Not being well versed in economics or finance I went along fearing I would understand little and appreciate less, but my apprehensions were unfounded: I emerged feeling not only better educated but also more positive than I have for a while on the potential for the world to make the transition to a low carbon future.
Chair of the task force Michael Bloomberg (Mayor of New York City 2001-2013), who opened the event, considers climate change to be not only an environmental problem but a business one as well. In his perspective, business people tend to welcome evidence, not argue with it, and want to act on it in the interests of their investors. Thus knowledge of risks associated with climate change provides the basis for more stable and resilient businesses and economies.
I was interested to learn that the number of insurance claims relating to extreme weather events has increased five-fold since the 1980s. Climate change can impact a wide range of industries outside of the insurance sector and Mark Carney, Governor of the Bank of England and Chair of the FSB, described how important it is for them to understand the risks. He also considers that market adjustments to climate risk can help smooth the transition to a low carbon economy through informed investment.

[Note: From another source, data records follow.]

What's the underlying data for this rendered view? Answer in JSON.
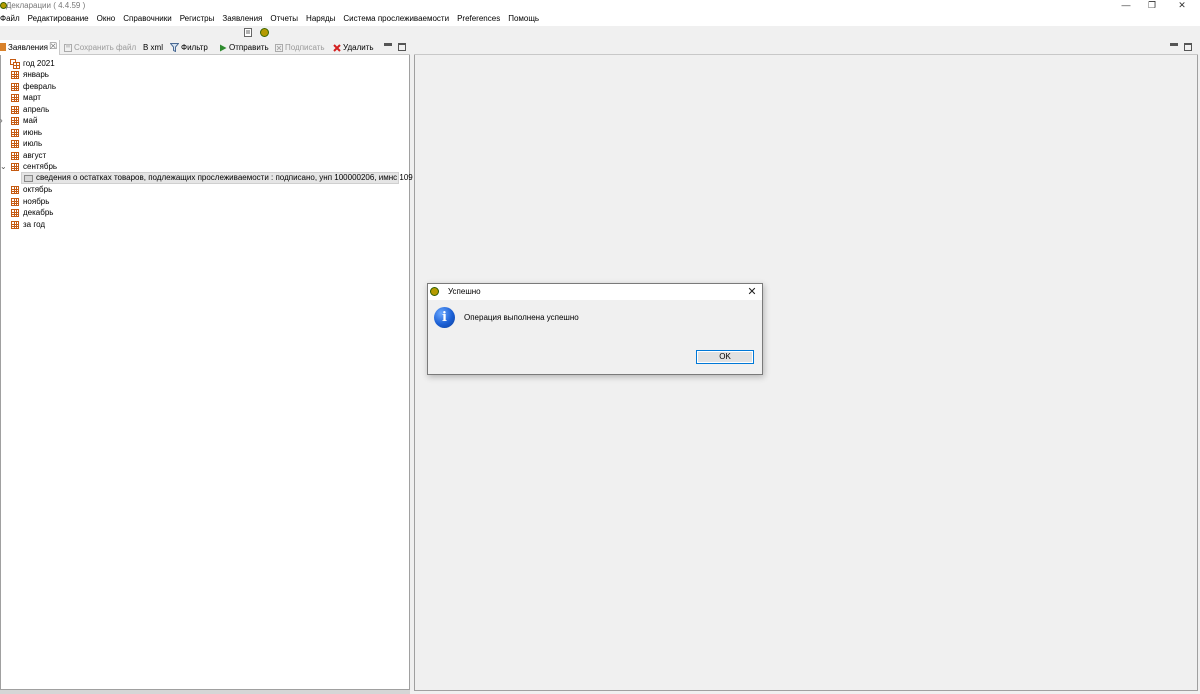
{
  "window": {
    "title": "Декларации ( 4.4.59 )",
    "controls": {
      "minimize": "—",
      "restore": "❐",
      "close": "✕"
    }
  },
  "menu": {
    "items": [
      "Файл",
      "Редактирование",
      "Окно",
      "Справочники",
      "Регистры",
      "Заявления",
      "Отчеты",
      "Наряды",
      "Система прослеживаемости",
      "Preferences",
      "Помощь"
    ]
  },
  "left_panel": {
    "tab_label": "Заявления",
    "tab_close": "☒",
    "toolbar": {
      "save_file": "Сохранить файл",
      "to_xml": "В xml",
      "filter": "Фильтр",
      "send": "Отправить",
      "sign": "Подписать",
      "delete": "Удалить"
    },
    "tree": {
      "root": "год 2021",
      "months": [
        "январь",
        "февраль",
        "март",
        "апрель",
        "май",
        "июнь",
        "июль",
        "август",
        "сентябрь"
      ],
      "document": "сведения о остатках товаров, подлежащих прослеживаемости : подписано, унп 100000206, имнс 109",
      "months_after": [
        "октябрь",
        "ноябрь",
        "декабрь",
        "за год"
      ],
      "expanders": {
        "collapsed": "›",
        "expanded": "⌄"
      }
    }
  },
  "dialog": {
    "title": "Успешно",
    "close": "✕",
    "icon": "info-icon",
    "icon_glyph": "i",
    "message": "Операция выполнена успешно",
    "ok_label": "OK"
  },
  "colors": {
    "accent": "#0078d7",
    "tree_icon": "#c55a11",
    "app_icon": "#b59a00",
    "send_icon": "#2e8b2e",
    "delete_icon": "#d32020"
  }
}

Mainstreaming climate disclosures
The report makes recommendations to businesses about including climate-related disclosures as part of routine financial reporting, a move that would give these considerations a significant profile boost. The task force took evidence across regions, industries and expertise, including from sectors considered to be most exposed to climate risk (energy, transport, real estate etc.).
The report focuses on four thematic areas that generally reflect on how organisations operate: governance, strategy, risk management and metrics & targets, which are in line with the categories that companies who already report might be familiar with. It considers that its recommendations provide a foundation for immediate action and are flexible enough to evolve as climate-related disclosure practices mature.
A positive outlook
Given that the proposed disclosures are entirely voluntary it remains to be seen how extensively, or quickly, the recommendations will be adopted but many attendees at the event were convinced of the potential advantages.
Mary Schapiro (Chair of US Securities and Exchange Commission 2009-2012) believes that businesses and investors already understand the issues and will act on stakeholder concerns. “Climate disclosure is now irreversible,” she said, speaking at the event. And Michael Bloomberg, reminding us that many cities, local groups and private businesses are already moving towards low carbon options, seems to consider the shenanigans (my word not his) of the US federal government to be almost irrelevant. Perhaps there is some hope after all.
The TCFD report is now out for a 60-day public consultation.